Curitiba - O governador Jaime Lerner (PFL) afirmou ontem, pela primeira vez, que seu nome pode ser considerado no páreo por uma vaga ao Senado. ‘‘Coloco minha candidatura ao Senado como disponível, no sentido de ajudar’’, declarou o governador, minutos antes da sessão solene de abertura dos trabalhos da Assembléia Legislativa. Lerner frisou, porém, que ‘‘há possibilidade de alteração’’, ou seja, sua candidatura não é definitiva.
As negociações nos partidos ainda sendo discutidas e os nomes dos candidatos não foram definidos. O quadro das eleições só estará delineado depois das convenções, em cerca de três meses. ‘‘Não faço questão da minha candidatura ao Senado.
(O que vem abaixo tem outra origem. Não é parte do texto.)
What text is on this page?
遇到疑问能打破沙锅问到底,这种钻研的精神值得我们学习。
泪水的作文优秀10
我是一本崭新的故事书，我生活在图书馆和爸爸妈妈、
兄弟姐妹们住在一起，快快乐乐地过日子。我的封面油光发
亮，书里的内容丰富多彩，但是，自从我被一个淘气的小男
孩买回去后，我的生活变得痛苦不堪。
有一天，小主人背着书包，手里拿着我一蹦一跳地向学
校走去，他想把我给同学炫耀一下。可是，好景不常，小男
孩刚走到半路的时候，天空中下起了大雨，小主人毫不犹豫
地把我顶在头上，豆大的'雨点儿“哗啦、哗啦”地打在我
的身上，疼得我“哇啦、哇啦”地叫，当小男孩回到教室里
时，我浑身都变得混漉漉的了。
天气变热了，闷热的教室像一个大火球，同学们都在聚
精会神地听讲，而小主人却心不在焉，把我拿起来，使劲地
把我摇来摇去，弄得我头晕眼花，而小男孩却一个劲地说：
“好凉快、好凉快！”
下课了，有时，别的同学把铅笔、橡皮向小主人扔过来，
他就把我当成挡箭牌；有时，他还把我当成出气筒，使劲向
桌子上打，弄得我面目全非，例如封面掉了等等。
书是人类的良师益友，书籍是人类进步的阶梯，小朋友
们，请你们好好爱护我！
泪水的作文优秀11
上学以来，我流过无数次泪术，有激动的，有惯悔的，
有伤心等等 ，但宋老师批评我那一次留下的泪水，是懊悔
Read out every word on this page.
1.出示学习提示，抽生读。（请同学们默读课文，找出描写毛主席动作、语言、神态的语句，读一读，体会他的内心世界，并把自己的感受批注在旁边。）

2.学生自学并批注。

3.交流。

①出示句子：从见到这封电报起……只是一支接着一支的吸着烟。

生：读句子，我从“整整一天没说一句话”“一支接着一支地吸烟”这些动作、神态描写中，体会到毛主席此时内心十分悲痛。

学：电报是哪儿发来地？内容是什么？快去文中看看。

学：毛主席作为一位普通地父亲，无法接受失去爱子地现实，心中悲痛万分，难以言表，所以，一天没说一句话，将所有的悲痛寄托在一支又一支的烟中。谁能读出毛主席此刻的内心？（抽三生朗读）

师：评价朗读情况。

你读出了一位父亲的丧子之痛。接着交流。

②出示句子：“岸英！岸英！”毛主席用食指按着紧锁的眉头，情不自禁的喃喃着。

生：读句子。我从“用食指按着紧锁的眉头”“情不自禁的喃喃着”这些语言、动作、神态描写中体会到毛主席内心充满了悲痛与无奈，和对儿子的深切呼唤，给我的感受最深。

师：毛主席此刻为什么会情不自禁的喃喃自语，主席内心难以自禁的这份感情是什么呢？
Abro mão se for para facilitar as alianças’’, disse.
A declaração do governador surpreendeu aliados e oposição, que especulam qual será o futuro político do governador. A tendência apontada pelo governador tem sido de terminar o mandato, em dezembro deste ano. Lerner tem dito que seu perfil é de Executivo, e não de Legislativo.
O vice-prefeito de Curitiba, Beto Richa –candidato à sucessão pelo PSDB–, ficou surpreso. ‘‘Causa estranheza, pois até então ouvimos dizer que ele terminaria o mandato.’’ Beto acrescentou que o PFL não deve se opor ao nome do governador.
A coligação governista pode disputar duas vagas ao Senado. Uma delas já tem pré-candidato, o deputado estadual Tony Garcia (PPB). ‘‘Quem indica as vagas são os partidos. Cada um correrá na sua raia’’, comentou Garcia.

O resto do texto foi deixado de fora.